Squeeze the peelikkalka in your palm, the band pressed to the tube makes the nail slide inside and sharply hit the leaden bottom. So much for a trial blank shot.

Now, it remains only to load the firearms, for which purpose the nail is fully taken out and the tube loaded with scrapings of sulfur from a couple of match heads.

Insert the nail back, cock it up with the band and “Hello, world!” with a live shot from your weapon. Bang!…

In the evening dark, the splash of flame shooting out from the tube orifice looks quite impressive. On the whole, it’s the same principle as in toy pistols with paper pistons, yet distinctly enhanced in decibels…

On learning the theory, I wanted to manufacture a peelikkalka of my own, but Dad did not have a copper tube of the right size at his work.

Still and all, I had it. Probably, one of the boys gave me an odd one of his.

You can't deny that in an extra-curricular way, a schoolboy gets better training for real life…

(…never heard the “peelikkalka” word, eh?. me neither—well, outside the Object—yet the name ain’t a jot less luring than that of “derringer”…)

~ ~ ~

As concerned mainstream schooling, our class was moved to the one-story building in the lower part of the school grounds, about a hundred meters from the principal building. Apart from our classroom, the building comprised a couple of workshop rooms for Handicraft classes equipped with vices and even a lathe in one of them. Because the school curriculum had more important subjects, that room was rarely open, two or three days a week to accommodate the grades visiting our territory.

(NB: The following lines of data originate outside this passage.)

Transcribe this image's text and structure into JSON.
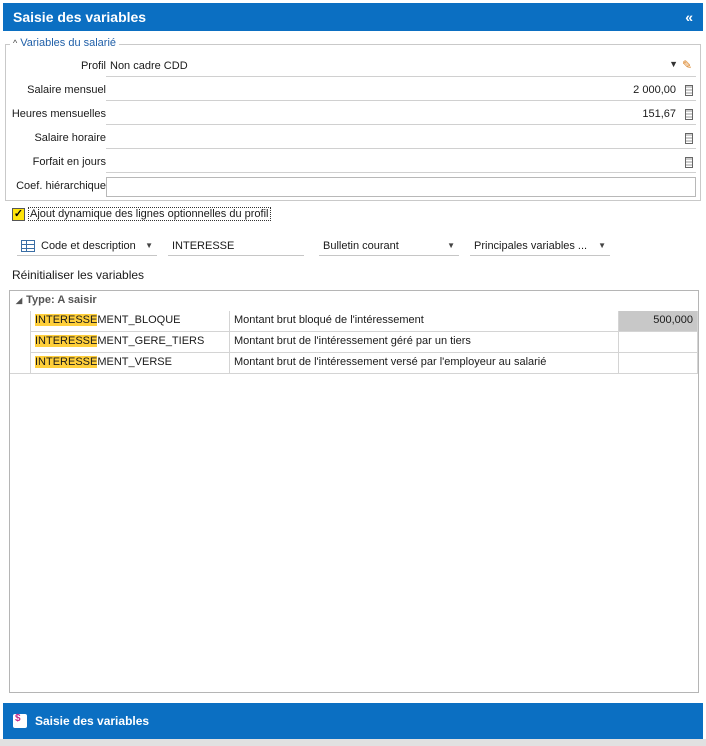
{
  "header": {
    "title": "Saisie des variables",
    "collapse_glyph": "«"
  },
  "group": {
    "title": "Variables du salarié",
    "fields": [
      {
        "label": "Profil",
        "value": "Non cadre CDD",
        "type": "dropdown"
      },
      {
        "label": "Salaire mensuel",
        "value": "2 000,00",
        "type": "calc"
      },
      {
        "label": "Heures mensuelles",
        "value": "151,67",
        "type": "calc"
      },
      {
        "label": "Salaire horaire",
        "value": "",
        "type": "calc"
      },
      {
        "label": "Forfait en jours",
        "value": "",
        "type": "calc"
      },
      {
        "label": "Coef. hiérarchique",
        "value": "",
        "type": "text"
      }
    ]
  },
  "checkbox": {
    "label": "Ajout dynamique des lignes optionnelles du profil",
    "checked": true
  },
  "toolbar": {
    "search_mode": "Code et description",
    "filter_text": "INTERESSE",
    "bulletin": "Bulletin courant",
    "variables": "Principales variables ..."
  },
  "reset_link": "Réinitialiser les variables",
  "grid": {
    "group_label": "Type: A saisir",
    "rows": [
      {
        "code_hl": "INTERESSE",
        "code_rest": "MENT_BLOQUE",
        "description": "Montant brut bloqué de l'intéressement",
        "value": "500,000"
      },
      {
        "code_hl": "INTERESSE",
        "code_rest": "MENT_GERE_TIERS",
        "description": "Montant brut de l'intéressement géré par un tiers",
        "value": ""
      },
      {
        "code_hl": "INTERESSE",
        "code_rest": "MENT_VERSE",
        "description": "Montant brut de l'intéressement versé par l'employeur au salarié",
        "value": ""
      }
    ]
  },
  "footer": {
    "title": "Saisie des variables"
  },
  "colors": {
    "header_blue": "#0b6fc2",
    "highlight": "#ffcf3a",
    "checkbox_yellow": "#ffe40a"
  }
}
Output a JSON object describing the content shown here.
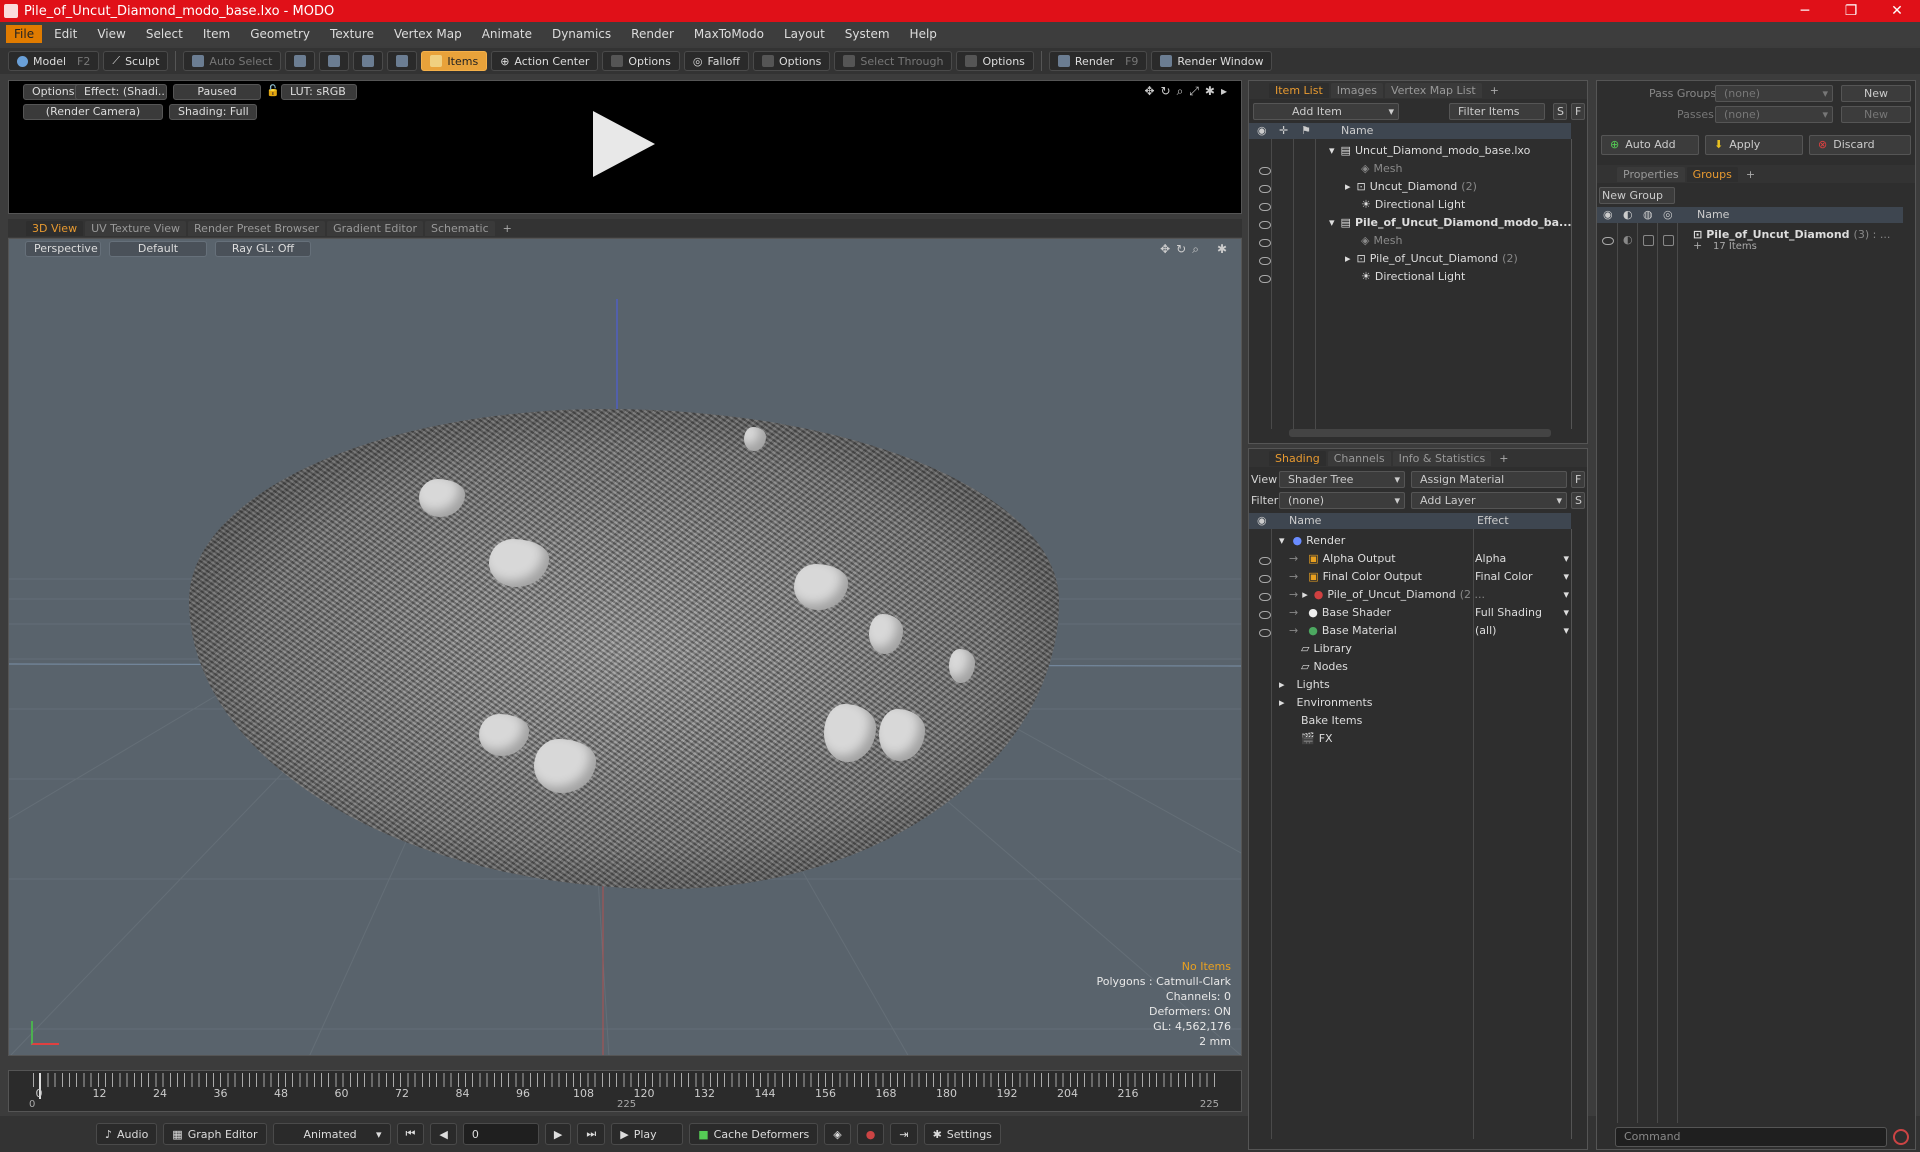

Studying in the outskirts of school grounds has lots of advantages. During the breaks, you can have crazy races in the corridor free of the risk to stumble into some patrolling teacher as is their custom in the main building.

Besides, the teachers entered our class no sooner than some self-appointed sentinel or two of ours, playing outside, would race in with the announcement which subject was heading to us from up there. And an outdoors lookout was simply the must not to be caught at bullying a socket in the classroom wall into whose holes with 220 V we stuck the legs of radio-electronic resistances. In the resulting short circuit, the resistance would burst and spew around indignant sparks of blinding flame.